Thursday, September 20, 2012

Mark 1



You are a Christian in the first century. Your Bible is the Greek translation of the Hebrew Scriptures. You have heard many sermons from Isaiah and Malachi, especially those passages that speak of the coming Messiah - the man, the God, you know as your Lord and Savior, Jesus Christ. You know many stories about the works and teachings of Jesus, passed along from eyewitness accounts. Some of the stories are true, some false and many of them an interesting mix of fact and fiction.

Then one day a document arrives from one known as a faithful follower of Jesus. The elder of your church begins to read, "The beginning of the gospel of Jesus Christ, the son of God . . . ."

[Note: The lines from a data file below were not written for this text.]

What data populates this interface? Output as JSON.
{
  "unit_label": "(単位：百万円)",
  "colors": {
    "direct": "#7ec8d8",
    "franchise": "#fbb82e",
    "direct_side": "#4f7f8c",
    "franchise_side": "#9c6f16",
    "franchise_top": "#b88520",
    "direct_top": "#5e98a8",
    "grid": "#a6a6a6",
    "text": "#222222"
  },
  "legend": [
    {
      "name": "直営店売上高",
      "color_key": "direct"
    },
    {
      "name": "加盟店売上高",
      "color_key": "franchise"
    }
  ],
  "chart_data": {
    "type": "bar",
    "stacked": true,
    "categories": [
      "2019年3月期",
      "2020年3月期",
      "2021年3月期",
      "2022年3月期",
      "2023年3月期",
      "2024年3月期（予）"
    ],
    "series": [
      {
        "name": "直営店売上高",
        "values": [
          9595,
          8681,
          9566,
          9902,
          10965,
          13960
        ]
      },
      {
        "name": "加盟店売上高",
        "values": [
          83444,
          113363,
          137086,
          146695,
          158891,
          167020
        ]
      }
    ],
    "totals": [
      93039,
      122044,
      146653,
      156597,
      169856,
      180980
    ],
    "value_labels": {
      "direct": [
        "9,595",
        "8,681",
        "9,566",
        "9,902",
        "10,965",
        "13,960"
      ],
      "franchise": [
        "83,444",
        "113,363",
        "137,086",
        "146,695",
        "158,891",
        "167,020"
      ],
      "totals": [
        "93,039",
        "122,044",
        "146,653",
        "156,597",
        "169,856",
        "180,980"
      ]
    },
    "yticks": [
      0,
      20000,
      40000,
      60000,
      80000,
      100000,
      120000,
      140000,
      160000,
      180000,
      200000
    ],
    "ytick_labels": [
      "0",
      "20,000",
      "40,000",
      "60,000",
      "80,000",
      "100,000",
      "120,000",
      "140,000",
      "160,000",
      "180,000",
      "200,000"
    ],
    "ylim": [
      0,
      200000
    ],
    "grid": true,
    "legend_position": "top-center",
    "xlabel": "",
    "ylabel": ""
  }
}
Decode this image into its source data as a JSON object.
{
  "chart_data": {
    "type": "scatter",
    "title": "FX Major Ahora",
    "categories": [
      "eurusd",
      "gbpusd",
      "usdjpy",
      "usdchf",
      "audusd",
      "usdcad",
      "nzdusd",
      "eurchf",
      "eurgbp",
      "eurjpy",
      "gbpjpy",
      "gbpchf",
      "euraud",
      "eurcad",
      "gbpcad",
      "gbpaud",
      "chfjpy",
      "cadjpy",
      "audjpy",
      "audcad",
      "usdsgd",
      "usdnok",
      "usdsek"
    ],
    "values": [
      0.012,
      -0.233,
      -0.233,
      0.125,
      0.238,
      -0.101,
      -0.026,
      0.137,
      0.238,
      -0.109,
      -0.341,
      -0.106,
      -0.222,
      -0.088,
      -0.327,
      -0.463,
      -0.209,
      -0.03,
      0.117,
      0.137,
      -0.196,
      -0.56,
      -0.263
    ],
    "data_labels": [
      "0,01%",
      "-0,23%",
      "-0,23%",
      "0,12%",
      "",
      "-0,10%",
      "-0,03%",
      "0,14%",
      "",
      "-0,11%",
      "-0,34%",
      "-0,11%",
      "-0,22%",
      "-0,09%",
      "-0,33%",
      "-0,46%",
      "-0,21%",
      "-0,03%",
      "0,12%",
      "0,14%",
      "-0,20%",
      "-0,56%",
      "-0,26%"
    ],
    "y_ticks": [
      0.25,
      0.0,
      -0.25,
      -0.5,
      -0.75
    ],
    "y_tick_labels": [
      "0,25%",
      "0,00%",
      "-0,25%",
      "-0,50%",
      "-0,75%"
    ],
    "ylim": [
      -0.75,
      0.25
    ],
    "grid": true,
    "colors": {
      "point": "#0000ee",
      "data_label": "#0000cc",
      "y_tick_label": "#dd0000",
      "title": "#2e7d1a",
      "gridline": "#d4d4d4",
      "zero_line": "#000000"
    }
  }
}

This is the type of person who first heard the book we call The Gospel According to Mark. It is this person’s perspective we need to consider when we interpret the stories contained in the Gospels of the Greek Scriptures. Too often we interpret the gospels from the point of view of the participants in the stories. This is a mistake. The point of view of the participants in the narrative is only important when the author makes it so.

“He saw the heavens being torn open.” The improper approach would ask what did those around Jesus see and how did they react. Since Mark makes no comment on these questions, they are irrelevant to his point. Our first century Christian would have a very different reaction to these words. Because he knows that when Jesus died, the curtain in the temple was torn open as well. And that, is the good news!